Nevertheless, other prisons have employed similar tactics.  The Clink is a Michelin-standard restaurant located inside the prison at HMP High Down in London.  Visitors enter the prison, are advised on contraband items and are ‘locked in’ the restaurant.  Soon to be rolled out across other prisons, including HMP Cardiff, all the staff at the restaurant share one thing in common – their criminality.  Developed by professional chef Alberto Crisci, The Clink offers training in cookery and hospitality as a way of rehabilitating prisoners.
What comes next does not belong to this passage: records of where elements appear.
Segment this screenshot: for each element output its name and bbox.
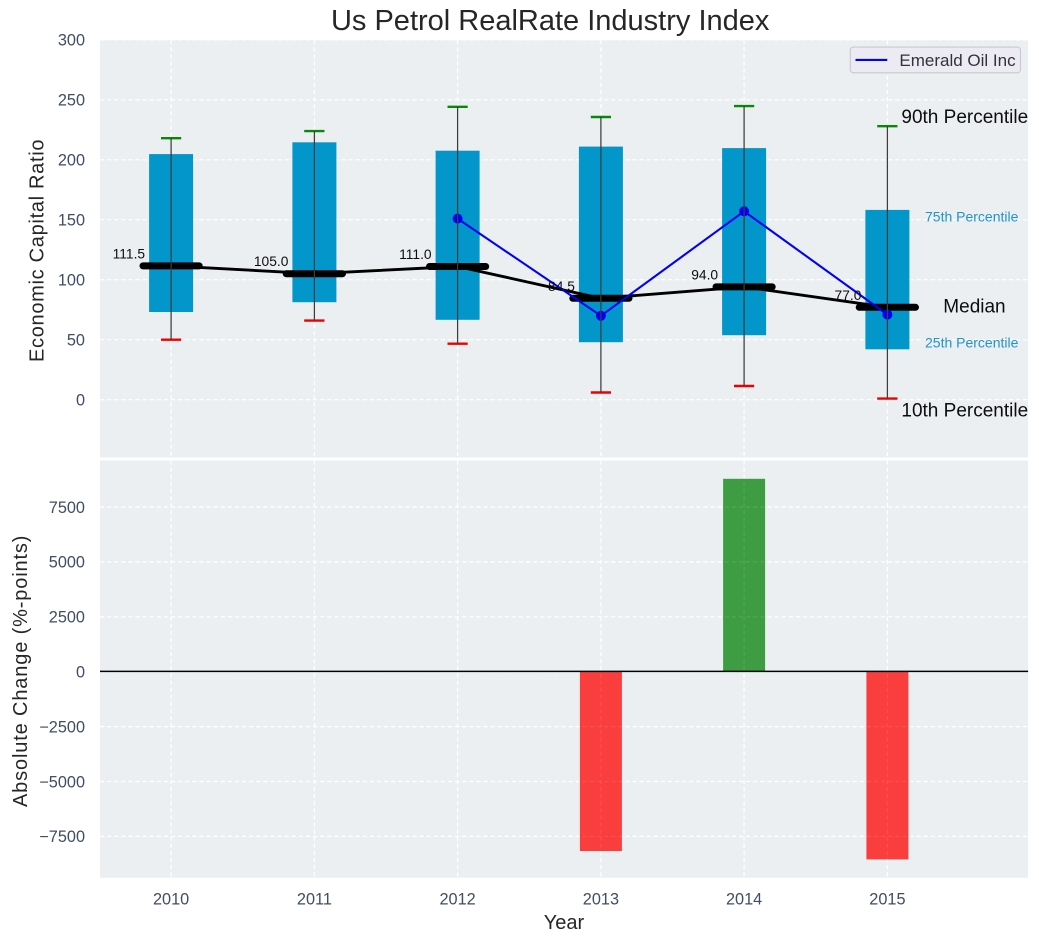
svg-text:150: 150 <box>58 212 85 230</box>
svg-text:90th Percentile: 90th Percentile <box>901 107 1028 128</box>
svg-text:75th Percentile: 75th Percentile <box>925 209 1019 225</box>
svg-text:−2500: −2500 <box>39 718 85 736</box>
svg-text:7500: 7500 <box>49 499 85 517</box>
svg-text:2013: 2013 <box>583 891 619 909</box>
svg-text:Emerald Oil Inc: Emerald Oil Inc <box>899 51 1016 70</box>
svg-text:0: 0 <box>76 392 85 410</box>
svg-text:250: 250 <box>58 92 85 110</box>
svg-text:300: 300 <box>58 32 85 50</box>
svg-text:50: 50 <box>67 332 85 350</box>
svg-text:0: 0 <box>76 664 85 682</box>
svg-text:2012: 2012 <box>439 891 475 909</box>
svg-text:10th Percentile: 10th Percentile <box>901 400 1028 421</box>
svg-text:Median: Median <box>943 297 1005 318</box>
svg-text:111.5: 111.5 <box>113 246 146 261</box>
svg-text:Absolute Change (%-points): Absolute Change (%-points) <box>10 535 32 807</box>
svg-text:−7500: −7500 <box>39 828 85 846</box>
svg-text:2010: 2010 <box>153 891 189 909</box>
svg-text:2500: 2500 <box>49 609 85 627</box>
svg-text:77.0: 77.0 <box>835 288 862 303</box>
svg-text:Year: Year <box>544 912 585 934</box>
svg-text:Economic Capital Ratio: Economic Capital Ratio <box>27 139 49 362</box>
svg-text:2014: 2014 <box>726 891 762 909</box>
svg-text:100: 100 <box>58 272 85 290</box>
svg-text:25th Percentile: 25th Percentile <box>925 334 1019 350</box>
svg-text:200: 200 <box>58 152 85 170</box>
svg-text:2015: 2015 <box>869 891 905 909</box>
svg-text:−5000: −5000 <box>39 773 85 791</box>
svg-text:2011: 2011 <box>297 891 332 909</box>
svg-text:111.0: 111.0 <box>399 247 432 262</box>
svg-text:94.0: 94.0 <box>691 267 718 282</box>
svg-text:84.5: 84.5 <box>548 279 575 294</box>
svg-text:5000: 5000 <box>49 554 85 572</box>
svg-text:Us Petrol RealRate Industry In: Us Petrol RealRate Industry Index <box>331 5 770 37</box>
svg-text:105.0: 105.0 <box>254 254 289 269</box>
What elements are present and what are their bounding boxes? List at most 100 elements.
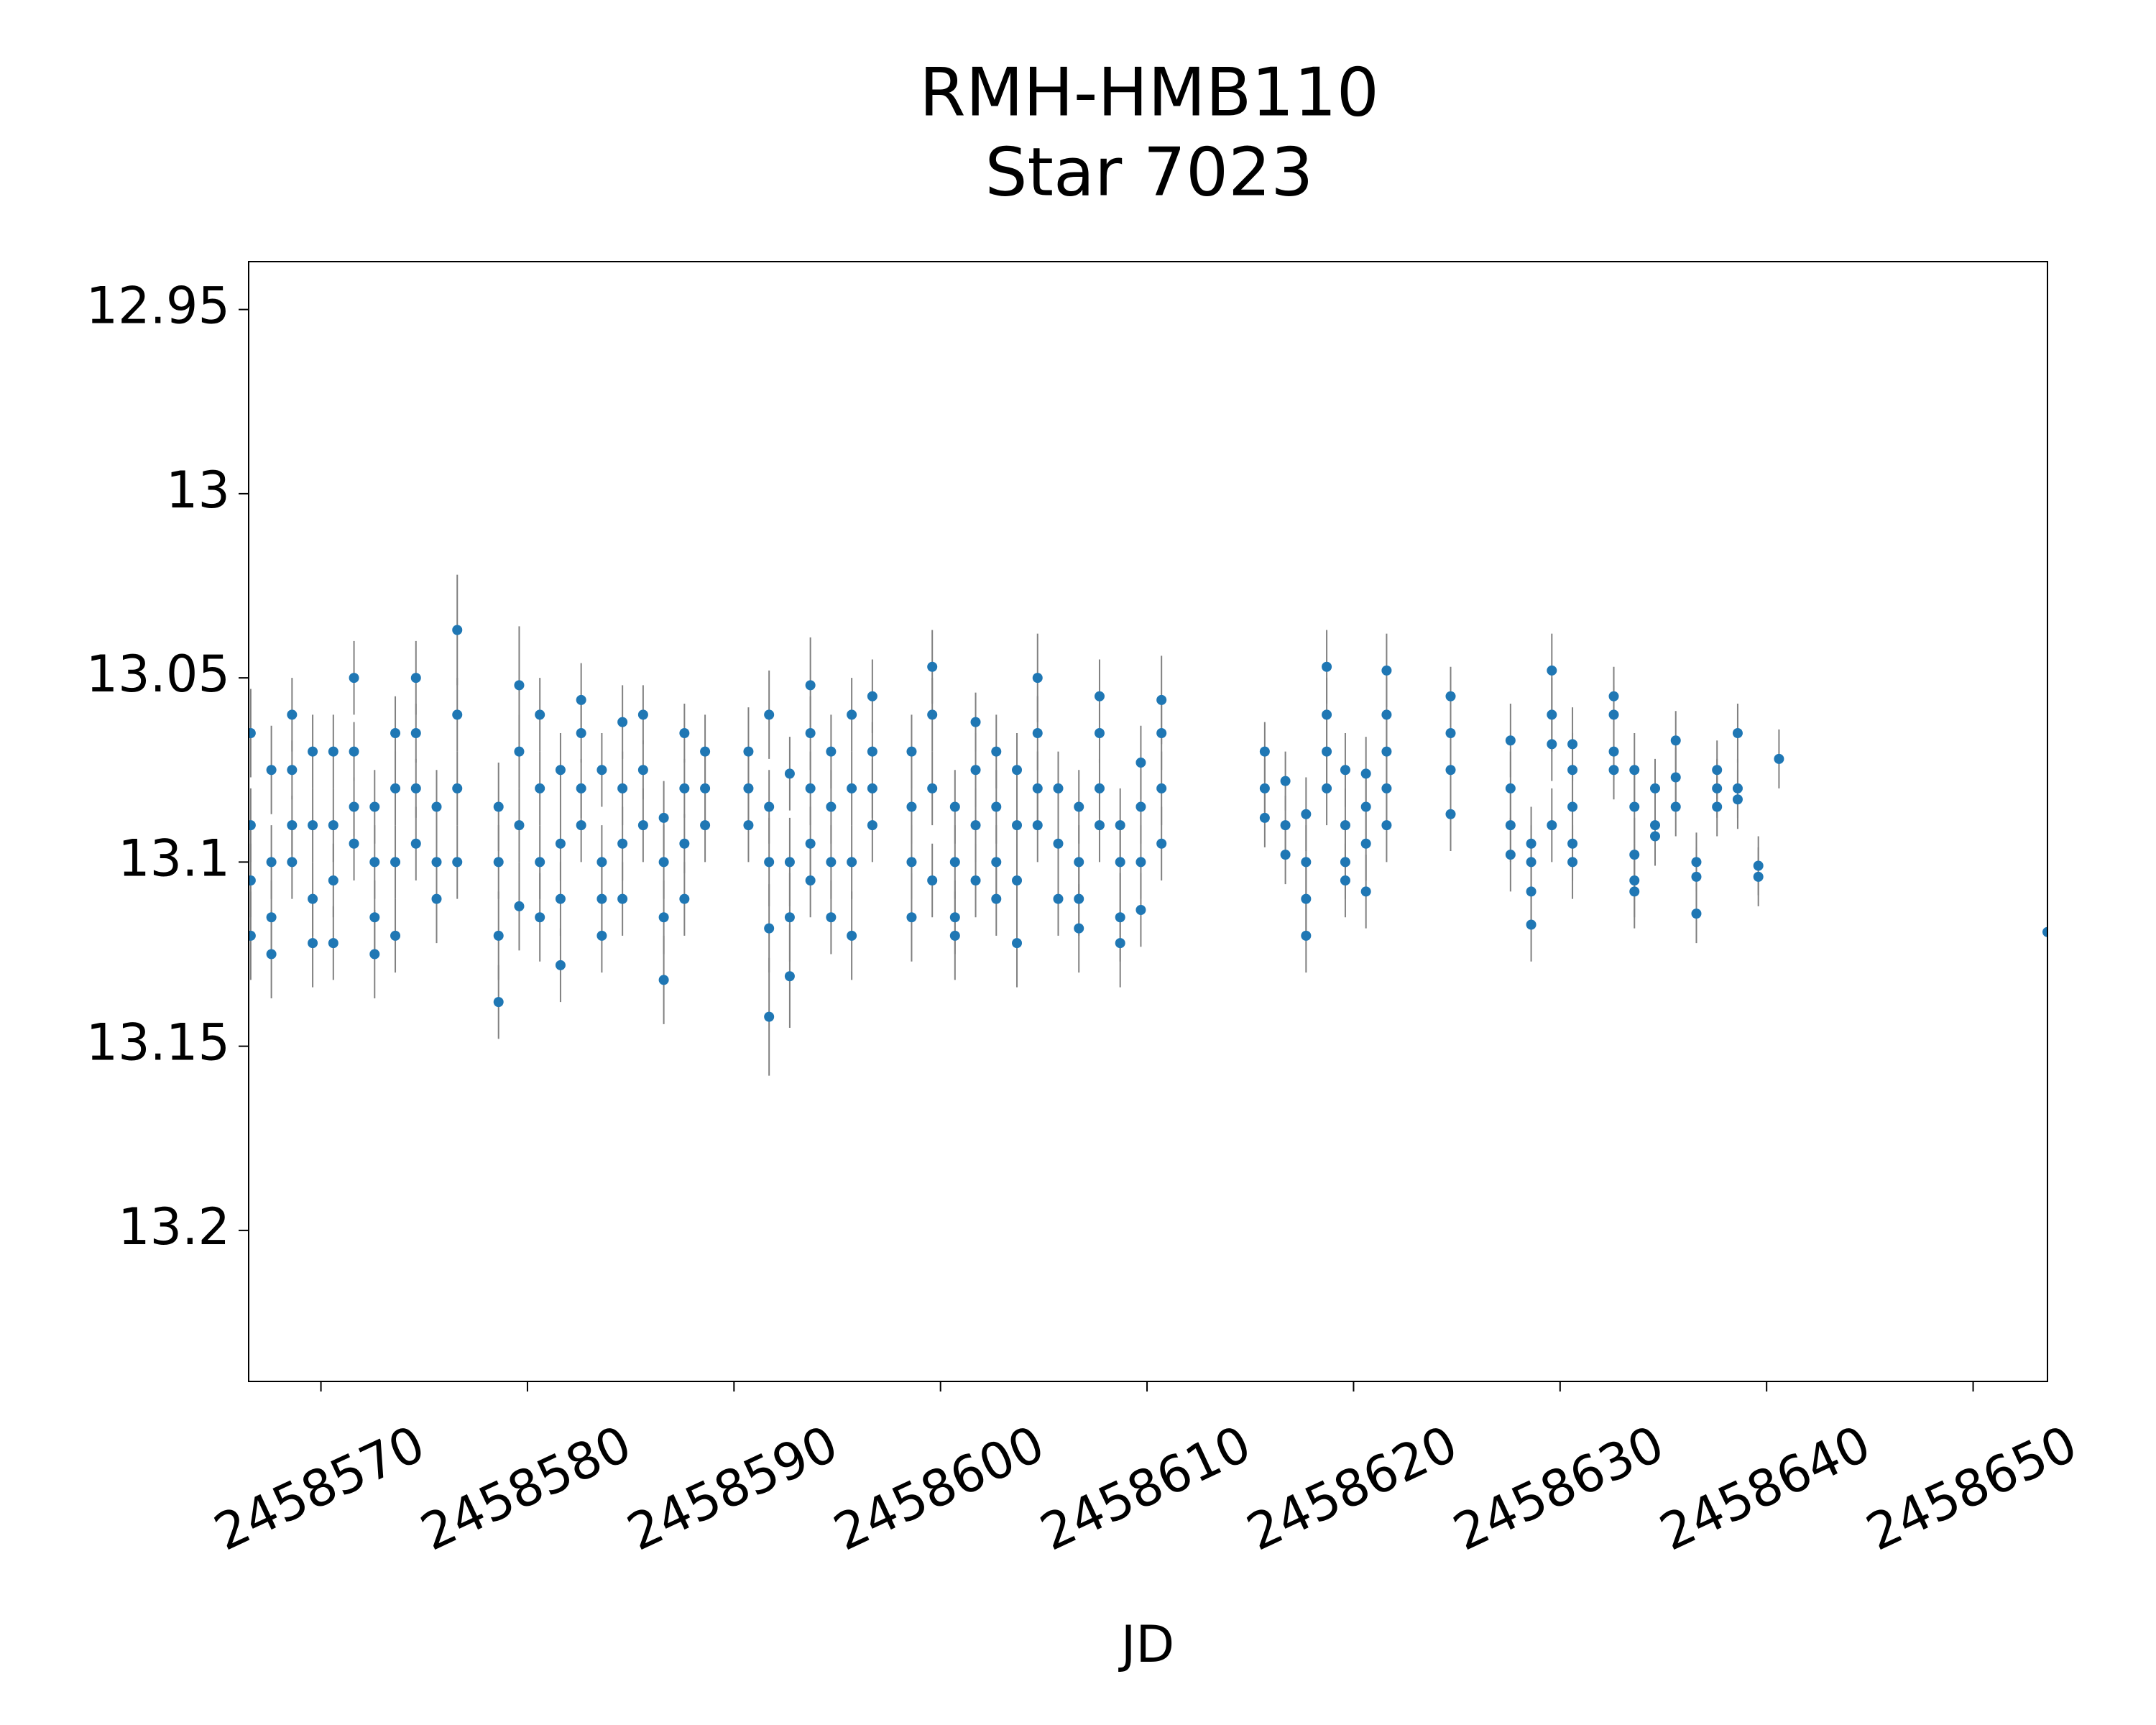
data-point bbox=[1505, 735, 1516, 746]
data-point bbox=[1608, 746, 1619, 757]
data-point bbox=[826, 912, 837, 923]
data-point bbox=[1259, 783, 1270, 794]
data-point bbox=[991, 746, 1002, 757]
data-point bbox=[1567, 739, 1578, 750]
data-point bbox=[1629, 850, 1640, 860]
data-point bbox=[1381, 746, 1392, 757]
data-point bbox=[700, 820, 711, 831]
data-point bbox=[535, 783, 545, 794]
data-point bbox=[1732, 783, 1743, 794]
data-point bbox=[1012, 820, 1023, 831]
data-point bbox=[493, 801, 504, 812]
data-point bbox=[743, 746, 754, 757]
data-point bbox=[576, 783, 586, 794]
data-point bbox=[805, 838, 816, 849]
data-point bbox=[1074, 857, 1084, 868]
data-point bbox=[1670, 801, 1681, 812]
data-point bbox=[1135, 801, 1146, 812]
y-tick-label: 13.15 bbox=[86, 1013, 230, 1072]
data-point bbox=[1649, 783, 1660, 794]
data-point bbox=[1629, 886, 1640, 897]
y-tick-label: 13.2 bbox=[118, 1197, 230, 1256]
data-point bbox=[1280, 850, 1291, 860]
data-point bbox=[658, 975, 669, 985]
data-point bbox=[1505, 850, 1516, 860]
data-point bbox=[1156, 694, 1167, 705]
data-point bbox=[1094, 728, 1105, 738]
data-point bbox=[805, 728, 816, 738]
data-point bbox=[328, 746, 338, 757]
data-point bbox=[1608, 691, 1619, 702]
data-point bbox=[617, 717, 628, 727]
data-point bbox=[847, 857, 857, 868]
data-point bbox=[535, 709, 545, 720]
data-point bbox=[764, 857, 775, 868]
y-tick-label: 13 bbox=[166, 461, 230, 520]
data-point bbox=[369, 801, 380, 812]
data-point bbox=[555, 765, 566, 776]
data-point bbox=[287, 820, 298, 831]
data-point bbox=[1567, 857, 1578, 868]
data-point bbox=[637, 709, 648, 720]
data-point bbox=[1115, 938, 1125, 949]
data-point bbox=[328, 875, 338, 886]
data-point bbox=[410, 673, 421, 684]
data-point bbox=[1360, 801, 1371, 812]
plot-frame bbox=[248, 261, 2048, 1382]
data-point bbox=[249, 930, 256, 941]
data-point bbox=[1094, 691, 1105, 702]
data-point bbox=[1340, 765, 1350, 776]
data-point bbox=[1053, 783, 1064, 794]
data-point bbox=[949, 857, 960, 868]
data-point bbox=[1259, 812, 1270, 823]
data-point bbox=[658, 812, 669, 823]
data-point bbox=[1135, 857, 1146, 868]
data-point bbox=[1115, 857, 1125, 868]
data-point bbox=[1753, 860, 1764, 871]
data-point bbox=[349, 801, 359, 812]
data-point bbox=[1156, 728, 1167, 738]
data-point bbox=[1526, 838, 1537, 849]
data-point bbox=[1774, 753, 1784, 764]
data-point bbox=[949, 801, 960, 812]
data-point bbox=[617, 893, 628, 904]
data-point bbox=[1381, 783, 1392, 794]
data-point bbox=[1032, 728, 1043, 738]
data-point bbox=[1381, 820, 1392, 831]
data-point bbox=[287, 857, 298, 868]
y-tick-label: 12.95 bbox=[86, 277, 230, 336]
data-point bbox=[867, 746, 877, 757]
data-point bbox=[1074, 801, 1084, 812]
data-point bbox=[1691, 871, 1702, 882]
y-tick-label: 13.1 bbox=[118, 829, 230, 888]
data-point bbox=[328, 938, 338, 949]
data-point bbox=[1094, 820, 1105, 831]
data-point bbox=[1712, 801, 1723, 812]
data-point bbox=[847, 783, 857, 794]
data-point bbox=[2042, 926, 2047, 937]
data-point bbox=[764, 709, 775, 720]
data-point bbox=[493, 930, 504, 941]
data-point bbox=[266, 912, 277, 923]
data-point bbox=[596, 857, 607, 868]
data-point bbox=[906, 912, 917, 923]
data-point bbox=[1280, 820, 1291, 831]
data-point bbox=[1649, 831, 1660, 842]
data-point bbox=[1712, 765, 1723, 776]
data-point bbox=[514, 901, 525, 911]
data-point bbox=[805, 875, 816, 886]
data-point bbox=[784, 768, 795, 779]
data-point bbox=[431, 893, 442, 904]
data-point bbox=[1360, 838, 1371, 849]
data-point bbox=[493, 997, 504, 1008]
data-point bbox=[658, 912, 669, 923]
data-point bbox=[410, 783, 421, 794]
data-point bbox=[1259, 746, 1270, 757]
data-point bbox=[1608, 765, 1619, 776]
data-point bbox=[576, 820, 586, 831]
data-point bbox=[1053, 893, 1064, 904]
data-point bbox=[679, 783, 690, 794]
data-point bbox=[805, 783, 816, 794]
data-point bbox=[308, 746, 318, 757]
data-point bbox=[1547, 665, 1557, 676]
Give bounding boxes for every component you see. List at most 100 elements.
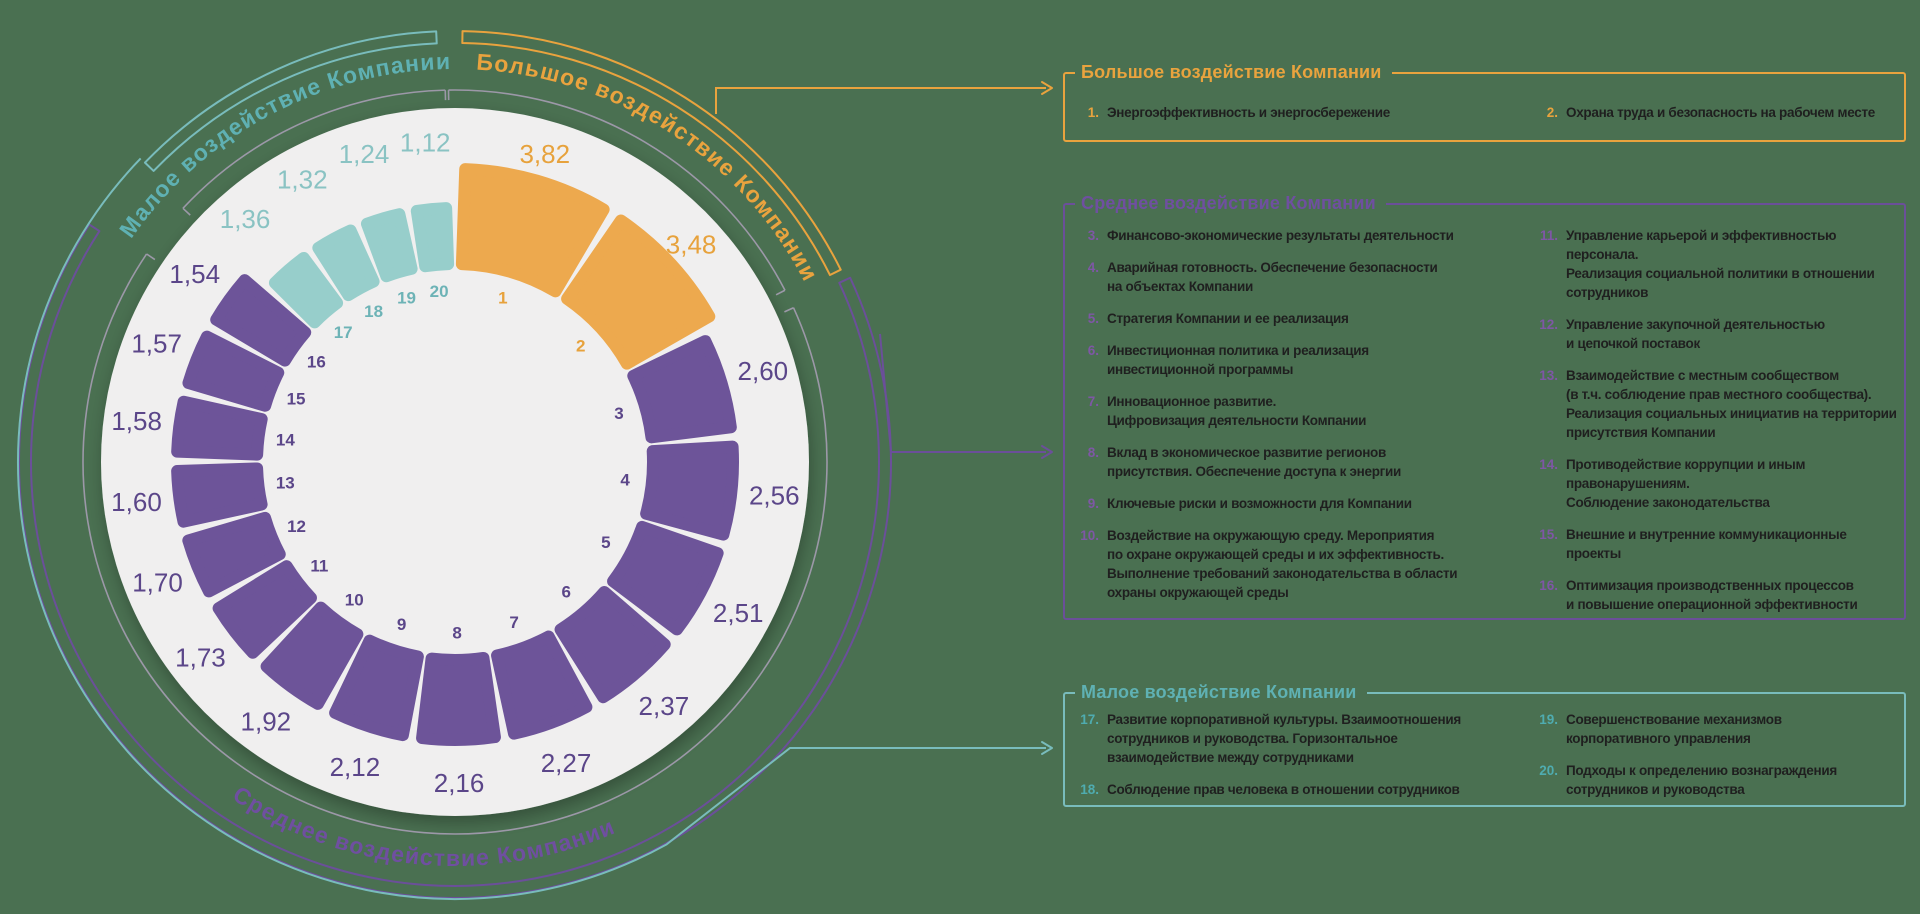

Whilst any profits contribute to directly reimbursing the project, the focus is upon developing the skills and reducing the recidivism of inmates released back into the community.  The Clink does not generally market its product in competition with outside restaurants and its main customers include associates with the prison system.  The restaurant also acts as a canteen for prison staff wishing to purchase items such as those from the high-quality salad bar during their lunch break.  According to their facilitators, The Clink (in combination with a team of post-release mentors) is achieving 100% success rates.

 

Gordon Behind Bars does raise an important point – the clear lack of full-time jobs for prison inmates (although it does not elaborate on any logistical reasons why this may be the case).  The repercussions of this provide the main grounding for Ramsey’s concern – that unemployed prisoners live an ‘easy’ lifestyle in a kind of prison ‘hotel’ which generates a general malaise and unwillingness to lead a productive life, both in prison and upon release.   However, despite its clearly weighted terminology and narrative, the programme does provide a glimmer of positivity in its presentation of the prison population.  Typical to other programmes where television chefs have ‘transformed’ their novice trainees into skilled workmen, the potential of the prisoners is highlighted.  The ‘Bad Boy Brigade’ successfully created fairycakes for sale to prison staff (for £20 profit) and prepared a five-option evening meal for the rest of the 800-strong inmate populate of HMP Brixton.   It may indeed be the case, that like The Clink, Ramsey’s project can have high success rates.  The practicality and sustainability of the project remains to be seen, and I’m confident the rest of the series will answer these concerns.  However, what will be more interesting to question, is if making a scheme such as this profitable will have any impact upon the sustainability of other services and employment beyond the walls of the prison.     

Reference

Howard, J. (1777). The state of the prisons. Abingdon, Professional Books.


[1] Penitentiary Act 1779, Held at London Metropolitan Archives, ref: ACC/3648.